Led by Coca-Cola, one of the world’s most valuable and recognizable brands, the company’s portfolio features 20 billion-dollar brands including Diet Coke, Fanta, Sprite, Coca-Cola Zero, vitaminwater, Powerade, Minute Maid, Simply, Georgia and Del Valle. Globally, it is the number one provider of sparkling beverages, ready-to-drink coffees and juices and juice drinks.
Through the world’s largest beverage distribution system, consumers in more than 200 countries enjoy Coca-Cola beverages at a rate of more than 1.9 billion servings a day. With coolers getting packed for picnics, parades and vacations you can bet that they will be stuffed with products from this iconic American company. Also remember that the company also owns 16.7% of Monster Beverage, which continues to deliver big numbers.
Coca-Cola investors are paid an outstanding 3.12% dividend. Merrill Lynch has set its price target at $52, while the posted consensus target is $49.87. The shares were last seen at $47.41 apiece.
This top dividend payer is a very safe consumer staples play for investors. Colgate-Palmolive Co. (NYSE: CL) continues to deliver solid execution and is one of the best-positioned companies in its sector, given its strong brands in attractive categories, particularly oral care.
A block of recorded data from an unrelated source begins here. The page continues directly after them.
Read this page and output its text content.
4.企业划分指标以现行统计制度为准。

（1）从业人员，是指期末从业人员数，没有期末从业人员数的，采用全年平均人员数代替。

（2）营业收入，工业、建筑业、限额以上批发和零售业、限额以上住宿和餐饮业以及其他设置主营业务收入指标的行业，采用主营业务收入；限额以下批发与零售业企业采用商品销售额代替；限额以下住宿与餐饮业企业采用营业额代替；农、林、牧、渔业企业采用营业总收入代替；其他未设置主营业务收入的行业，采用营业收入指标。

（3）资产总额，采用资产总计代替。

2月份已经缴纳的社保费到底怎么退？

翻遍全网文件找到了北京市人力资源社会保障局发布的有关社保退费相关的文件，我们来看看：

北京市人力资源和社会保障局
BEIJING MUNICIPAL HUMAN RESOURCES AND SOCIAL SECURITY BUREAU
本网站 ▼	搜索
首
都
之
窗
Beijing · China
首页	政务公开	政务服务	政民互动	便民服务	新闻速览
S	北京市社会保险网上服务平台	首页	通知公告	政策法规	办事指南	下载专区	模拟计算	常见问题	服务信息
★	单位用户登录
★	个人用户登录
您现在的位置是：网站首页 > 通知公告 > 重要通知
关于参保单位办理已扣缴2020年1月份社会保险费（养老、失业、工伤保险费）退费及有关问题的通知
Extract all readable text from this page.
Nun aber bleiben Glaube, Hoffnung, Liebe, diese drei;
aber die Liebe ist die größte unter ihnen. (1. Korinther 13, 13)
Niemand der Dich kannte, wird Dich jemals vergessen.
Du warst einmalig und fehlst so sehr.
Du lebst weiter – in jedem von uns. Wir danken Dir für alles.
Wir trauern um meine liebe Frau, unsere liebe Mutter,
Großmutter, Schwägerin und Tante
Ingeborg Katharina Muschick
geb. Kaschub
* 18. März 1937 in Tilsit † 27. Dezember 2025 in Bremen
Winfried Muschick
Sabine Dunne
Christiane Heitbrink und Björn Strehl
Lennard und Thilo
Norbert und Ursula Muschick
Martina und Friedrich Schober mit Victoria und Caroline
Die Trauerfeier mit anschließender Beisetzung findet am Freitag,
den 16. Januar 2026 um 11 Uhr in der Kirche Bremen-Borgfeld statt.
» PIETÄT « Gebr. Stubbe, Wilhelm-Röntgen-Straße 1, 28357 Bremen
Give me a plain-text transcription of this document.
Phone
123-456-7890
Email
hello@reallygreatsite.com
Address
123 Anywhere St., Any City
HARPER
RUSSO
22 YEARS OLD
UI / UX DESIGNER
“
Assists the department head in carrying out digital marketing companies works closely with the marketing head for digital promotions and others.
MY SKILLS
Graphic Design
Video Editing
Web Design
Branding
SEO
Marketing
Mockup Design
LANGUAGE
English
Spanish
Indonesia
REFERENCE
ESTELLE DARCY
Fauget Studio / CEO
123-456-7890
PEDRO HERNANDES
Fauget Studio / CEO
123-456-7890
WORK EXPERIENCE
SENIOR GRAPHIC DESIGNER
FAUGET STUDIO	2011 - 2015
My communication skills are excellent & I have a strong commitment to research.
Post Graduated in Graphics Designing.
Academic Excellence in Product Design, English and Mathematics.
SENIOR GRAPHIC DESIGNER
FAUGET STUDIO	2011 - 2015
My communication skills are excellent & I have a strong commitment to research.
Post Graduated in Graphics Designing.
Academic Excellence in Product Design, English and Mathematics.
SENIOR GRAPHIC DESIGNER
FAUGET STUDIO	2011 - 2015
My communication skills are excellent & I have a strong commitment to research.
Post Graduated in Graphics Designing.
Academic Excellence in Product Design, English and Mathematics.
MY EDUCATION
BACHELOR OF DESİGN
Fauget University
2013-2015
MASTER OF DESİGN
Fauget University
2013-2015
Over half of Colgate’s total revenues (52%) are derived in faster-growth emerging economies, and the company maintains leading or near-leading market shares across Brazil, Russia, India and China. While those have slowed over the last year, a pickup in growth could be coming, especially with a very weak dollar making products attractive overseas.
Colgate-Palmolive investors are paid a 2.14% dividend. The $83 Merrill Lynch price target compares with the posted consensus target of $76.64. The stock traded at $74.67 on Tuesday’s close.
The giant retailer has performed well and is also on the Merrill Lynch US 1 list. Wal-Mart Stores Inc. (NYSE: WMT) is the world’s largest retailer, operating retail stores under the formats of Walmart Stores, Supercenters, Neighborhood Markets, as well as Sam’s Club locations, in the United States, and it has a growing e-commerce business (including Jet.com). Internationally, Walmart also operates locations in several countries, including Argentina, Brazil, Canada, China, Japan, Mexico and the United Kingdom.
Each week, nearly 260 million customers and members visit the company’s 11,535 stores under 72 banners in 28 countries and e-commerce sites in 11 countries. With fiscal year 2017 revenue of nearly $486 billion, Walmart employs approximately 2.2 million associates worldwide.
Walmart shareholders are paid a 1.9% dividend. The Merrill Lynch price target is $120. The posted consensus target is $105.93, and the shares closed most recently at $107.73 apiece.
Despite the constant Wall Street bullishness, the market needs a breather, and a 5% sell-off would provide just that. These five top stocks rated Buy all pay good dividends and offer a degree of safety in what is clearly a very expensive market by historical standards. With earnings reporting mostly over, playing it safe now really makes sense.